Foi proposta uma tabela de obtenção de dados para que os alunos registrassem suas hipóteses quanto à interação magnética e elétrica de cada material. Após a realização das atividades experimentais utilizamos esta mesma tabela para que o aluno pudesse confrontar suas hipóteses iniciais já registradas e suas respostas depois da observação do experimento. Após discussão dos dados pelos alunos e professor foi proposto um questionário para fechamento desta atividade.
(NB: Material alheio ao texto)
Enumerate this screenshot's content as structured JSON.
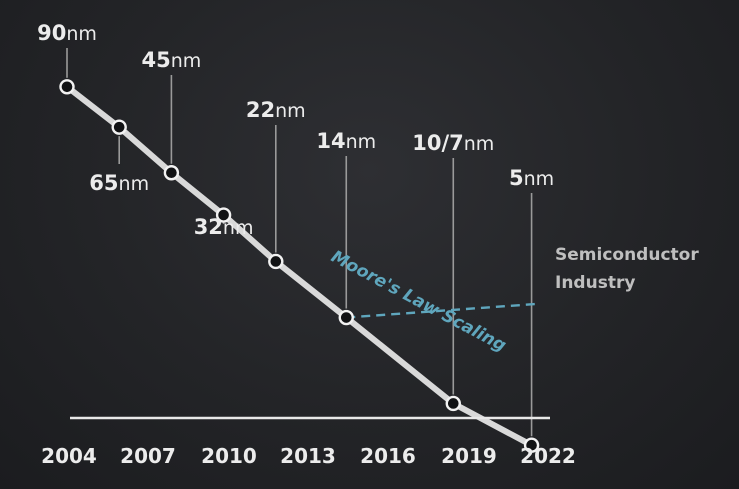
{
  "chart_data": {
    "type": "line",
    "x_axis": {
      "tick_labels": [
        "2004",
        "2007",
        "2010",
        "2013",
        "2016",
        "2019",
        "2022"
      ]
    },
    "series": [
      {
        "name": "Semiconductor Industry",
        "color": "#d9d9d9",
        "points": [
          {
            "x": 2004.0,
            "y": 90,
            "label_num": "90",
            "label_unit": "nm"
          },
          {
            "x": 2006.0,
            "y": 65,
            "label_num": "65",
            "label_unit": "nm"
          },
          {
            "x": 2008.0,
            "y": 45,
            "label_num": "45",
            "label_unit": "nm"
          },
          {
            "x": 2010.0,
            "y": 32,
            "label_num": "32",
            "label_unit": "nm"
          },
          {
            "x": 2012.0,
            "y": 22,
            "label_num": "22",
            "label_unit": "nm"
          },
          {
            "x": 2014.7,
            "y": 14,
            "label_num": "14",
            "label_unit": "nm"
          },
          {
            "x": 2018.8,
            "y": 7,
            "label_num": "10/7",
            "label_unit": "nm"
          },
          {
            "x": 2021.8,
            "y": 5,
            "label_num": "5",
            "label_unit": "nm"
          }
        ]
      },
      {
        "name": "Moore's Law Scaling",
        "color": "#5fa6bd",
        "style": "dashed",
        "trend": "continues downward from 14nm at the same rate as before"
      }
    ],
    "legend_labels": {
      "industry_line1": "Semiconductor",
      "industry_line2": "Industry",
      "moore": "Moore's Law Scaling"
    },
    "colors": {
      "background": "#232427",
      "industry_line": "#d9d9d9",
      "moore_line": "#5fa6bd",
      "text": "#ececec",
      "legend_text": "#bfbfbf"
    }
  }
}
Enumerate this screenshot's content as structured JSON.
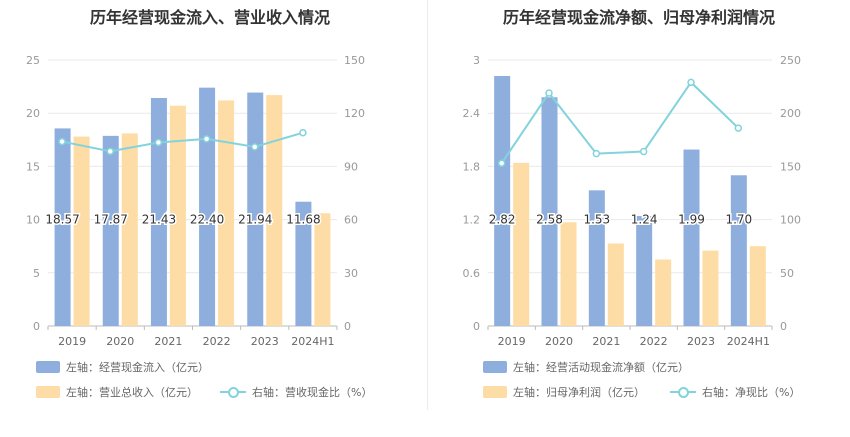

Para realizarmos a análise qualitativa dos dados obtidos nos baseamos em Bogdan (1992).
## Desenvolvimento da Aplicação
Foi proposta uma atividade investigativa para duas salas de terceiro ano ensino médio do EJA que incluía alunos portadores de deficiência (em grande parte alunos surdos) que pudesse levantar e testar as hipóteses dos alunos quanto à atração ou repulsão magnética e elétrica comparando os comportamentos do imã e de canudo de plástico eletrizado. Para elaborar esta análise utilizamos o Diário de Bordo do Professor, anotações em caderno, filmagem e registros escritos dos alunos.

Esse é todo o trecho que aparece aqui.